She suggested that she call the person and say, “Hey, I was thinking of you and just wanted to let you know that I appreciate everything that you’ve done.” Be as specific as possible, referencing a time they helped you. The goal, Dr. Walker said, is that “people see the value that someone else has in their lives.”
What to do
Along with checking your loved ones, it is equally important to restrict their access to lethal means. Firearms are involved in most suicide deaths, while drugs are used in most non-fatal suicide attempts.
“One of the best ways we can help each other, especially in any time of crisis, is by staying safe with our firearms and our medicines,” Dr. Tucker said. He recommended installing trigger locks on firearms, separating ammunition from weapons, and getting rid of drug stores.
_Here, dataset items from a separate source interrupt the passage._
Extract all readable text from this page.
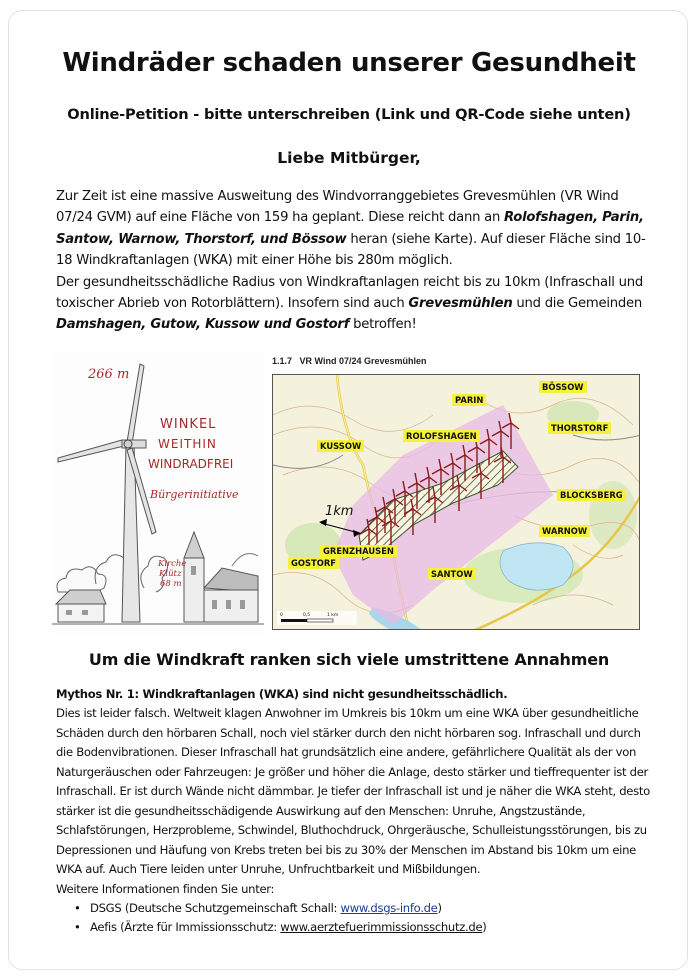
Windräder schaden unserer Gesundheit
Online-Petition - bitte unterschreiben (Link und QR-Code siehe unten)
Liebe Mitbürger,

Zur Zeit ist eine massive Ausweitung des Windvorranggebietes Grevesmühlen (VR Wind 07/24 GVM) auf eine Fläche von 159 ha geplant. Diese reicht dann an Rolofshagen, Parin, Santow, Warnow, Thorstorf, und Bössow heran (siehe Karte). Auf dieser Fläche sind 10-18 Windkraftanlagen (WKA) mit einer Höhe bis 280m möglich.

Der gesundheitsschädliche Radius von Windkraftanlagen reicht bis zu 10km (Infraschall und toxischer Abrieb von Rotorblättern). Insofern sind auch Grevesmühlen und die Gemeinden Damshagen, Gutow, Kussow und Gostorf betroffen!

266 m
WINKEL
WEITHIN
WINDRADFREI
Bürgerinitiative
Kirche
Klütz
68 m
1.1.7 VR Wind 07/24 Grevesmühlen
1km
0	0,5	1 km
BÖSSOW
PARIN
THORSTORF
ROLOFSHAGEN
KUSSOW
BLOCKSBERG
GRENZHAUSEN
WARNOW
GOSTORF
SANTOW
Um die Windkraft ranken sich viele umstrittene Annahmen

Mythos Nr. 1: Windkraftanlagen (WKA) sind nicht gesundheitsschädlich.

Dies ist leider falsch. Weltweit klagen Anwohner im Umkreis bis 10km um eine WKA über gesundheitliche Schäden durch den hörbaren Schall, noch viel stärker durch den nicht hörbaren sog. Infraschall und durch die Bodenvibrationen. Dieser Infraschall hat grundsätzlich eine andere, gefährlichere Qualität als der von Naturgeräuschen oder Fahrzeugen: Je größer und höher die Anlage, desto stärker und tieffrequenter ist der Infraschall. Er ist durch Wände nicht dämmbar. Je tiefer der Infraschall ist und je näher die WKA steht, desto stärker ist die gesundheitsschädigende Auswirkung auf den Menschen: Unruhe, Angstzustände, Schlafstörungen, Herzprobleme, Schwindel, Bluthochdruck, Ohrgeräusche, Schulleistungsstörungen, bis zu Depressionen und Häufung von Krebs treten bei bis zu 30% der Menschen im Abstand bis 10km um eine WKA auf. Auch Tiere leiden unter Unruhe, Unfruchtbarkeit und Mißbildungen.

Weitere Informationen finden Sie unter:

• DSGS (Deutsche Schutzgemeinschaft Schall: www.dsgs-info.de)
• Aefis (Ärzte für Immissionsschutz: www.aerztefuerimmissionsschutz.de)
These prevention steps are the most practical for protecting the people in your own household. If you know a friend has a firearm, Dr. Tucker suggests asking about their gun storage safety precautions or giving them a cable lock to use on the weapon. These types of gestures can lead to a conversation in which you can “offer to hold a friend’s gun if they ever struggle,” he said.
According to the Suicide Prevention website for Veterans Affairs, even small steps, such as putting the gun away and putting it away in a safe, “can be an effective barrier between suicidal impulse and action”.
In fact, while someone may have thought about suicide for months or even years, the urge to act is quite impulsive. Dr. Marshall said that on average, less than 30 minutes pass between when a person decides to attempt suicide and when they take action.
If someone doesn’t have access to the means they plan to use, they are unlikely to change methods. “People want to die by suicide, but if they don’t have access to a firearm and thus want to kill themselves, they are much less likely to die,” Dr Tucker said.